Beautiful. The word, spoken as softly as a sigh, still catches in Eve’s throat, though she hears it so often now she really ought to be used to it.
‘Maybe you should have a rest. You haven’t forgotten we have guests for dinner?’
The truth is, Henrietta is looking tired beneath her huge-brimmed straw hat, though the very fact of her being outside at all is progress of sorts, Eve supposes. She still has to be careful to shield herself from direct sunlight, a result of all those years at the asylum being kept indoors, listening to the sounds of the male inmates working outside. Skin pale and thin as a fly’s wings.
‘I haven’t forgotten.’ That soft voice, faint from years of disuse. ‘Oh, but remind me again who is coming. I know we have that high and mighty friend of yours.’
Eve laughs. ‘Gloria Hayes is the least high and mighty person I’ve ever met, as I keep telling you. She’s just famous, is all. And that’s not the same thing.’
It will be the first time Eve has set eyes on Gloria in the flesh since their goodbye in the back of that car on the way to the airport, although of course she’s seen her in magazines and in the new film that has just come out to rapturous reviews. When Eve heard Gloria was coming to Cannes for the film festival – in September this year, though there is talk of moving it to June – she’d assumed her schedule would be far too hectic to allow for social calls, but then had come the message via Bernard. Coming to see you on the evening of the 11th whether you like it or not. Movie people are the dullest people on earth. Save me!

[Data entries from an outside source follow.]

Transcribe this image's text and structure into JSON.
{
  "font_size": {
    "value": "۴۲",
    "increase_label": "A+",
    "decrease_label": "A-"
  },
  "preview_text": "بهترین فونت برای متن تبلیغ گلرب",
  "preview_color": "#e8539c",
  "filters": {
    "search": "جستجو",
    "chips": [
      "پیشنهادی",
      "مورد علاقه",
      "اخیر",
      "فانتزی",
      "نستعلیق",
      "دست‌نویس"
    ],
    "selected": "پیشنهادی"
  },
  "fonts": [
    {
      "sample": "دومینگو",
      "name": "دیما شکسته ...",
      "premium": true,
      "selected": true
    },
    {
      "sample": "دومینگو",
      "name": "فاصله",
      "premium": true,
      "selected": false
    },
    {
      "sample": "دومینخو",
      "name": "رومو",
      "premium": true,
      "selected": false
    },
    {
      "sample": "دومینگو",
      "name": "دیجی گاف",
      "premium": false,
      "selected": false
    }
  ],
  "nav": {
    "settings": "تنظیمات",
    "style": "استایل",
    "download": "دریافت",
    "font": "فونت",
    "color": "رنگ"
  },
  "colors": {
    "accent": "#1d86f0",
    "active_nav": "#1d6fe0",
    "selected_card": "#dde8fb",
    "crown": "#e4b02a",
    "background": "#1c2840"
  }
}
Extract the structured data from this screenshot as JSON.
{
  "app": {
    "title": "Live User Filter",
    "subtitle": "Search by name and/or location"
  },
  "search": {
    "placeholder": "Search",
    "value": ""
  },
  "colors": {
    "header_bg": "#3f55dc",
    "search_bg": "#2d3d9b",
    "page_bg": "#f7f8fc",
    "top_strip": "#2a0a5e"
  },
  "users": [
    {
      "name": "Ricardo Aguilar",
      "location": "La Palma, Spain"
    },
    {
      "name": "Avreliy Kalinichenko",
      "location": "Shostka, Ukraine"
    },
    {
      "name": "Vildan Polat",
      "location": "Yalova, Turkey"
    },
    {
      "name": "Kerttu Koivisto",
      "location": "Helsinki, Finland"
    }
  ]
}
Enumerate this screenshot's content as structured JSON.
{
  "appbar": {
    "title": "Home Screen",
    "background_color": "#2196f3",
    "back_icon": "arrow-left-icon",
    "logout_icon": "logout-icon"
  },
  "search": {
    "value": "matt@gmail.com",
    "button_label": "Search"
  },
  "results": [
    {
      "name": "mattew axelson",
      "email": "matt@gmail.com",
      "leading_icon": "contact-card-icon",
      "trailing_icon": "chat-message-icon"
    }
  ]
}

This last film, written specifically as a vehicle for her by renowned novelist Stanley Sullivan, has already broken box office records, but Eve remembers how people turned on Gloria after the very public collapse of her short-lived marriage to Laurent Martin, and understands she still has a lot of ground to make up to regain her pedestal. But then maybe she’s had enough of all that. Even adulation must get tiresome, Eve supposes.